NUGENT: Oh, what a joy that was. I’m a band kind of guy, but that was great fun, I had always admired NEAL’s work and that drummer was a beast! I’ve always had a world class rhythm section, JACK is an animal! All three of these guys live and breathe music. This came about through an opportunity that we had, we had been bullshitting about working together, so we did! That’s exactly how DAMN YANKEES was formed, I jumped at the opportunity to collaborate with NEAL. My musical existence is based on great ‘theme patterns’ to create songs, they are what people refer to as riffs or licks. The riff on “Gimmie Just A Little” is NEAL SCHON’s, I was like “That’s a son of bitch! Let’s use that! Let’s make a song out of that!” That was one of those spontaneous moments, I was genuinely honored to work with those world class musicians. It was geographical happenstance, JACK contacted NEAL and he brought DEEN in, it wasn’t specifically for that package, it was just there and we used it for the record. We cut that at JACK’s studio, there’s a lot of great memories attached to the creation of that song. I haven’t see NEAL in years, mainly because our paths don’t cross that often. I think all of my musical endeavours can all be described as ‘spontaneous’.

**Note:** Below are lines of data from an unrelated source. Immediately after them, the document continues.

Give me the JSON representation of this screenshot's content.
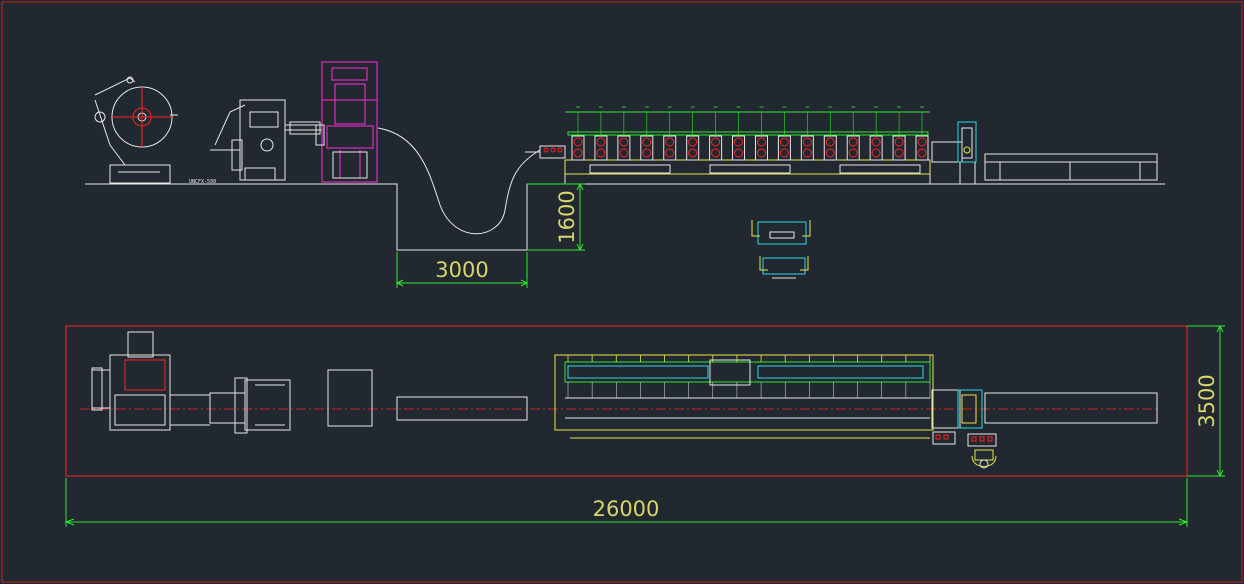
{
  "drawing": {
    "background": "#212830",
    "frame_color": "#c81e1e",
    "dimension_color": "#2ee82e",
    "dimension_text_color": "#d6d66a"
  },
  "machine_label": "UNCFX-500",
  "dimensions": {
    "pit_width": "3000",
    "pit_depth": "1600",
    "plan_width": "3500",
    "total_length": "26000"
  },
  "stations": {
    "count": 16
  }
}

KNAC.COM: People are still very much interested in some kind of a DAMN YANKEES reunion either in new music or ‘one off’ performance. It must be pretty gratifying to know that people still have a lot of love for that band.

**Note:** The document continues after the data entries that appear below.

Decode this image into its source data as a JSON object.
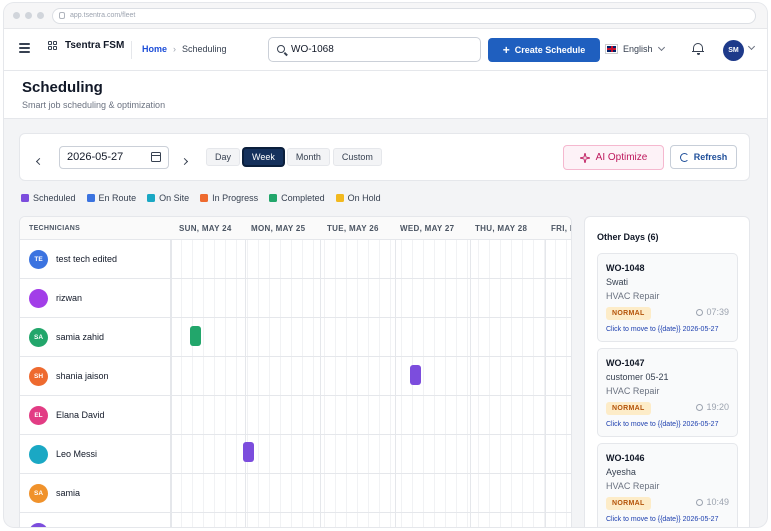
{
  "browser": {
    "url": "app.tsentra.com/fleet"
  },
  "header": {
    "brand": "Tsentra FSM",
    "breadcrumb": {
      "home": "Home",
      "separator": "›",
      "current": "Scheduling"
    },
    "search_value": "WO-1068",
    "create_label": "Create Schedule",
    "language": "English",
    "user_initials": "SM"
  },
  "page": {
    "title": "Scheduling",
    "subtitle": "Smart job scheduling & optimization"
  },
  "toolbar": {
    "date": "2026-05-27",
    "views": [
      "Day",
      "Week",
      "Month",
      "Custom"
    ],
    "active_view": "Week",
    "ai_label": "AI Optimize",
    "refresh_label": "Refresh"
  },
  "legend": [
    {
      "label": "Scheduled",
      "color": "#7c4ddd"
    },
    {
      "label": "En Route",
      "color": "#3b73e0"
    },
    {
      "label": "On Site",
      "color": "#1aa8c4"
    },
    {
      "label": "In Progress",
      "color": "#ee6a2f"
    },
    {
      "label": "Completed",
      "color": "#22a66b"
    },
    {
      "label": "On Hold",
      "color": "#f2b91f"
    }
  ],
  "grid": {
    "technicians_header": "TECHNICIANS",
    "days": [
      "SUN, MAY 24",
      "MON, MAY 25",
      "TUE, MAY 26",
      "WED, MAY 27",
      "THU, MAY 28",
      "FRI, M"
    ],
    "technicians": [
      {
        "initials": "TE",
        "name": "test tech edited",
        "color": "#3b73e0"
      },
      {
        "initials": "",
        "name": "rizwan",
        "color": "#a23ee8"
      },
      {
        "initials": "SA",
        "name": "samia zahid",
        "color": "#22a66b"
      },
      {
        "initials": "SH",
        "name": "shania jaison",
        "color": "#ee6a2f"
      },
      {
        "initials": "EL",
        "name": "Elana David",
        "color": "#e23c84"
      },
      {
        "initials": "",
        "name": "Leo Messi",
        "color": "#1aa8c4"
      },
      {
        "initials": "SA",
        "name": "samia",
        "color": "#f0922b"
      },
      {
        "initials": "",
        "name": "",
        "color": "#7c4ddd"
      }
    ]
  },
  "side": {
    "title": "Other Days (6)",
    "cards": [
      {
        "wo": "WO-1048",
        "customer": "Swati",
        "service": "HVAC Repair",
        "priority": "NORMAL",
        "time": "07:39",
        "move": "Click to move to {{date}} 2026-05-27"
      },
      {
        "wo": "WO-1047",
        "customer": "customer 05-21",
        "service": "HVAC Repair",
        "priority": "NORMAL",
        "time": "19:20",
        "move": "Click to move to {{date}} 2026-05-27"
      },
      {
        "wo": "WO-1046",
        "customer": "Ayesha",
        "service": "HVAC Repair",
        "priority": "NORMAL",
        "time": "10:49",
        "move": "Click to move to {{date}} 2026-05-27"
      }
    ]
  }
}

NUGENT: Oh, I see it on Facebook everyday, I communicate with thousands to hundreds of thousands of people, at times millions of people! I take that as musical celebration of the music that I have created throughout my life. The DAMN YANKEES experience was a 100% joyous musical outrage, which I loved every greasy, grimy minute that I loved every second of. When people clamor for it, I get moved, JACK and TOMMY [SHAW] speak on a regular basis, we’re hoping like hell that we can get into a room together again. Ruben, the only word I can use for what it’s like when we’re together is ‘magic’. I think I used ‘first piece of ass’ earlier? That’s what this is like! [laughter] I just can’t describe it any better! I’m out doing my thing and STYX and NIGHT RANGER tour regularly, so who knows when it will happen? I can say this, we were all raised with that great rhythm and blues, soul and funk music, we’re more or less paying homage to those musical impirations. I wouldn’t be surprised if we get together soon, before we get too much older, I hope it’s not before we get too much older! TOMMY is everything you’d want in a friend, an American, and as a musician, the same goes for JACK and [drummer] MICHAEL [CARTELLONE]. I can say the same for all my guys! How lucky am I?

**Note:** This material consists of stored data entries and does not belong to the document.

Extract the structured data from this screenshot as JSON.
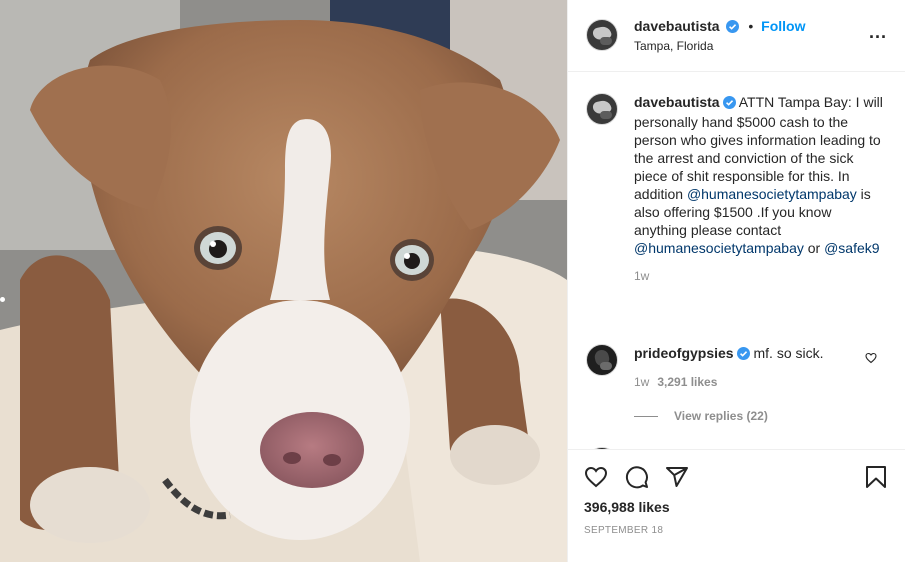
{
  "post": {
    "image_alt": "Brown and white puppy lying on a blanket",
    "colors": {
      "accent": "#0095f6",
      "mention": "#00376b",
      "muted": "#8e8e8e",
      "text": "#262626"
    }
  },
  "header": {
    "username": "davebautista",
    "verified_icon": "verified-badge-icon",
    "separator": "•",
    "follow_label": "Follow",
    "location": "Tampa, Florida",
    "more_label": "..."
  },
  "caption": {
    "username": "davebautista",
    "text_1": "ATTN Tampa Bay: I will personally hand $5000 cash to the person who gives information leading to the arrest and conviction of the sick piece of shit responsible for this. In addition ",
    "mention_1": "@humanesocietytampabay",
    "text_2": " is also offering $1500 .If you know anything please contact ",
    "mention_2": "@humanesocietytampabay",
    "text_3": " or ",
    "mention_3": "@safek9",
    "time": "1w"
  },
  "comment": {
    "username": "prideofgypsies",
    "text": "mf. so sick.",
    "time": "1w",
    "likes": "3,291 likes",
    "view_replies": "View replies (22)"
  },
  "actions": {
    "icons": [
      "heart-icon",
      "comment-icon",
      "share-icon",
      "bookmark-icon"
    ],
    "likes": "396,988 likes",
    "date": "SEPTEMBER 18"
  }
}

KNAC.COM: You reunited with DEREK ST.HOLMES for a record Spirit of the Wild a few years ago. Any chance there will be another collaboration like that in the future?
NUGENT: Love the record, love that record. He also sang a song on Shutupandjam! too, but as a far as an entire record? I don’t think so. I love him and he’s busy with his stuff and frankly I’m really loving the three piece band. One thing that I’ve become more and more adamant about is singing the songs that I’ve written, that I’m so passionate about. I know I can’t sing like DEREK ST.HOLMES but in the same breath I will say that he can’t sing like I do! [laughs] When DEREK was in the band I knew immediately he had to sing “Stranglehold”, I knew immediately that he had to sing “Queen of the Forest”. As a hunter I take in my surroundings, so I do the same with music and I wrote songs that DEREK would handle masterfully and the he’d sing much better than I would. Having said that, in all of the years that I have been singing “Stranglehold” I haven’t heard a single complaint about my singing because of the passion that I have for those songs and those lyrics. I might not have a beautiful voice, but I do have ‘monster passion’ and delivery of the lyrics. They’re my statement.